The key is to look the real points of the bundle $\mathcal O(-1)$. It is a real line bundle over $\Bbb RP^1 \cong S^1$, so it is the cylinder or the Moebius band. Over $\theta \in S^1$ the fiber is $L_{\theta} = \{(x,y) \in \Bbb R^2 : \angle(x,y) = \theta\}$. Under this identification, you can check that $L_{\theta}$ do half a twist between $0$ and $\pi$ and another half-twist between $\pi$ and $2 \pi$ so we get eventually a Moebius band.

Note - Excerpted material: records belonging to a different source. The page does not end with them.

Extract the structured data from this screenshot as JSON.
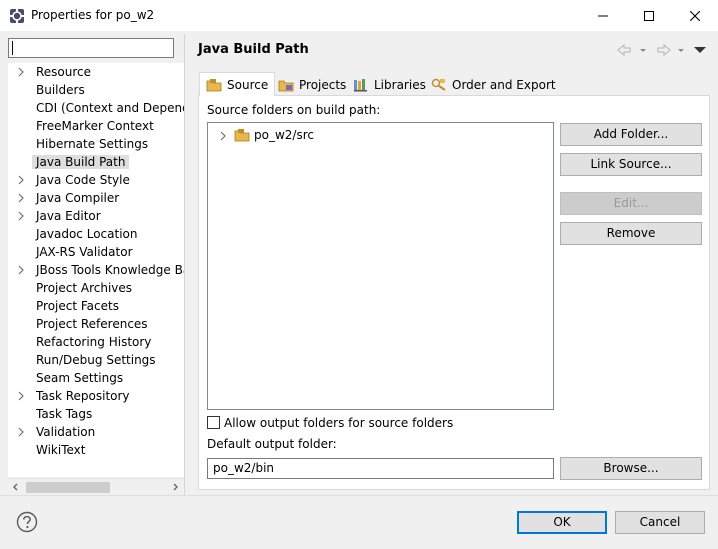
{
  "window": {
    "title": "Properties for po_w2",
    "icons": {
      "app": "eclipse-properties-icon",
      "minimize": "minimize-icon",
      "maximize": "maximize-icon",
      "close": "close-icon"
    }
  },
  "filter": {
    "value": "",
    "placeholder": ""
  },
  "tree": {
    "items": [
      {
        "label": "Resource",
        "expandable": true,
        "selected": false
      },
      {
        "label": "Builders",
        "expandable": false,
        "selected": false
      },
      {
        "label": "CDI (Context and Dependen",
        "expandable": false,
        "selected": false
      },
      {
        "label": "FreeMarker Context",
        "expandable": false,
        "selected": false
      },
      {
        "label": "Hibernate Settings",
        "expandable": false,
        "selected": false
      },
      {
        "label": "Java Build Path",
        "expandable": false,
        "selected": true
      },
      {
        "label": "Java Code Style",
        "expandable": true,
        "selected": false
      },
      {
        "label": "Java Compiler",
        "expandable": true,
        "selected": false
      },
      {
        "label": "Java Editor",
        "expandable": true,
        "selected": false
      },
      {
        "label": "Javadoc Location",
        "expandable": false,
        "selected": false
      },
      {
        "label": "JAX-RS Validator",
        "expandable": false,
        "selected": false
      },
      {
        "label": "JBoss Tools Knowledge Bas",
        "expandable": true,
        "selected": false
      },
      {
        "label": "Project Archives",
        "expandable": false,
        "selected": false
      },
      {
        "label": "Project Facets",
        "expandable": false,
        "selected": false
      },
      {
        "label": "Project References",
        "expandable": false,
        "selected": false
      },
      {
        "label": "Refactoring History",
        "expandable": false,
        "selected": false
      },
      {
        "label": "Run/Debug Settings",
        "expandable": false,
        "selected": false
      },
      {
        "label": "Seam Settings",
        "expandable": false,
        "selected": false
      },
      {
        "label": "Task Repository",
        "expandable": true,
        "selected": false
      },
      {
        "label": "Task Tags",
        "expandable": false,
        "selected": false
      },
      {
        "label": "Validation",
        "expandable": true,
        "selected": false
      },
      {
        "label": "WikiText",
        "expandable": false,
        "selected": false
      }
    ]
  },
  "page": {
    "title": "Java Build Path",
    "nav_icons": [
      "back-arrow-icon",
      "back-menu-icon",
      "forward-arrow-icon",
      "forward-menu-icon",
      "view-menu-icon"
    ]
  },
  "tabs": [
    {
      "label": "Source",
      "icon": "source-folder-icon",
      "active": true
    },
    {
      "label": "Projects",
      "icon": "projects-icon",
      "active": false
    },
    {
      "label": "Libraries",
      "icon": "libraries-icon",
      "active": false
    },
    {
      "label": "Order and Export",
      "icon": "order-export-icon",
      "active": false
    }
  ],
  "source": {
    "heading": "Source folders on build path:",
    "folders": [
      {
        "label": "po_w2/src",
        "icon": "package-folder-icon"
      }
    ],
    "buttons": {
      "add_folder": "Add Folder...",
      "link_source": "Link Source...",
      "edit": "Edit...",
      "remove": "Remove"
    },
    "allow_output_label": "Allow output folders for source folders",
    "allow_output_checked": false,
    "default_output_label": "Default output folder:",
    "default_output_value": "po_w2/bin",
    "browse_label": "Browse..."
  },
  "dialog": {
    "ok_label": "OK",
    "cancel_label": "Cancel",
    "help_icon": "help-icon"
  },
  "colors": {
    "accent": "#0078d7",
    "selection": "#dedede",
    "folder": "#e8b84b"
  }
}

More generally, $\mathcal O(k)$ is the Moebius band if $k$ is odd or the cylinder if $k$ is even. This is related to the fact that real line bundles over $S^1$ are classified by $\Bbb Z/2\Bbb Z$. On the other hand, for each $k$ the bundles $\mathcal O(k)$ are different if you are looking over the complex numbers, because they are classified by their Chern class $c_1(\mathcal O(k)) = k \in \Bbb Z$.
The same happens with $\Sigma_k := P(\mathcal O \oplus \mathcal O(k))$, the famous Hirzebruch surfaces ($k \geq 0$). Over $\Bbb C$ they are all different, and over $\Bbb R$ they are diffeomorphic to the torus $S^1 \times S^1$ if $k$ is even or to the Klein bottle if $k$ is odd.
For me, the term "twisted" comes from the Veronese embedding, $\mathcal O(k)$ induces a map $\Bbb P^1 \to \Bbb P^k$ and the image is more and more "twisted" by the power of $z$.